First, before instituting performance management for an incident or behaviour, the employer should ensure that the conduct was not due to a protected ground under the Alberta Human Rights Act. For example, perhaps the misconduct was really due to an employee’s addiction issues or a disability. In these cases, the employer may owe duties of accommodation to the employee or support in some other fashion.

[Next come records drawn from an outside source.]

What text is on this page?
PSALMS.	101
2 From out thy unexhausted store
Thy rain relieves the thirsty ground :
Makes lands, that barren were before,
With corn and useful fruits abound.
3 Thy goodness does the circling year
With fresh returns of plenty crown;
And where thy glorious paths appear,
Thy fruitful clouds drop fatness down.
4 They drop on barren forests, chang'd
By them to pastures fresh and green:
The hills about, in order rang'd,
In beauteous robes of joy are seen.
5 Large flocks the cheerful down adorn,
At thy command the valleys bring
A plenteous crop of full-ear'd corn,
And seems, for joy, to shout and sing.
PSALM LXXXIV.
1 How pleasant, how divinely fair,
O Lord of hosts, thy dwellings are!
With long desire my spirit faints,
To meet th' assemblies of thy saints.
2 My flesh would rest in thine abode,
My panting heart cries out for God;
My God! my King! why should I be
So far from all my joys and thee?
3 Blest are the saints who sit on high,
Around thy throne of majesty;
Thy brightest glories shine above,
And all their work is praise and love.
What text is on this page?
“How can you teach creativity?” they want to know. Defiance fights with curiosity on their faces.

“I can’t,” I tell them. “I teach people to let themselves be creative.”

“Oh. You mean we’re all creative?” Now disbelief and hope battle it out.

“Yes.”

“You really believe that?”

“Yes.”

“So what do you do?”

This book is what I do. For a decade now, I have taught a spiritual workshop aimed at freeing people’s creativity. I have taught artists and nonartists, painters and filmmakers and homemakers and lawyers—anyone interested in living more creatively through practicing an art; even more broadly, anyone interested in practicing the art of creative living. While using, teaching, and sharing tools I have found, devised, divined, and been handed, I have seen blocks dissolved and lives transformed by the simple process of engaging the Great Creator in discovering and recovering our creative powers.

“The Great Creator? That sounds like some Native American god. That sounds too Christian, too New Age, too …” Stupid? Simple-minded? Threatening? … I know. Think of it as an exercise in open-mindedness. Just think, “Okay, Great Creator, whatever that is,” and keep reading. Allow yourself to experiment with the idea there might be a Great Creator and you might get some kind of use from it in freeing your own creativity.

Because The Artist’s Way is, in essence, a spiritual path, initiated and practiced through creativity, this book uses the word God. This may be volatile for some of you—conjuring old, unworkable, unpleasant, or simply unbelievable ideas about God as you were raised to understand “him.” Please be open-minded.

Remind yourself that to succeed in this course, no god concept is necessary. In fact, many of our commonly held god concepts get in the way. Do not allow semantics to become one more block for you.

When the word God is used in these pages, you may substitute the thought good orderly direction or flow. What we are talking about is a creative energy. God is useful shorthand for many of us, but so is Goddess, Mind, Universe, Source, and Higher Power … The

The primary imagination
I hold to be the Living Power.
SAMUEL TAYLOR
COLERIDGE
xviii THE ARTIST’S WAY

Second, if it is determined a protected ground is not the cause for the misconduct and the employee is deserving of sanction, many employers engage a system of progressive discipline and performance management to document any escalating behaviours and events. A progressive discipline approach also allows employees to be given feedback along the way and the opportunity to correct any offending behaviours. In some cases, the courts may find that an employer was more or less obligated to employ some form of progressive discipline before resorting to termination for cause. In Hussey v. Bell Canada, the employee habitually did not start her work on time and she was eventually terminated. The court found that the employer had displayed a cavalier attitude to the punctuality issue (it only issued one warning letter) and did not take adequate steps to remedy the situation before terminating the employee. The Court found that the “…the concept of progressive discipline requires a great deal more than the delivery of one letter of warning.”
In almost all performance management plans, the employer should make it clear at each step what exactly the issue is that is the subject of complaint, what the requirements of the employee are in their job, what supports might be offered to meet expectations and finally, what the consequences will be for continued failure to meet the expectations. The final warning letter will typically cover the history of the misconduct and outline the most recent issue in some detail. Again, in the case of a protected ground, more consideration is required as to what might be appropriate.
Employers are well advised to consider the performance of their employees in the context of progressive discipline and performance management. In addition to providing valuable feedback to employees, it might also be necessary to establish a basis for a just cause dismissal in many cases.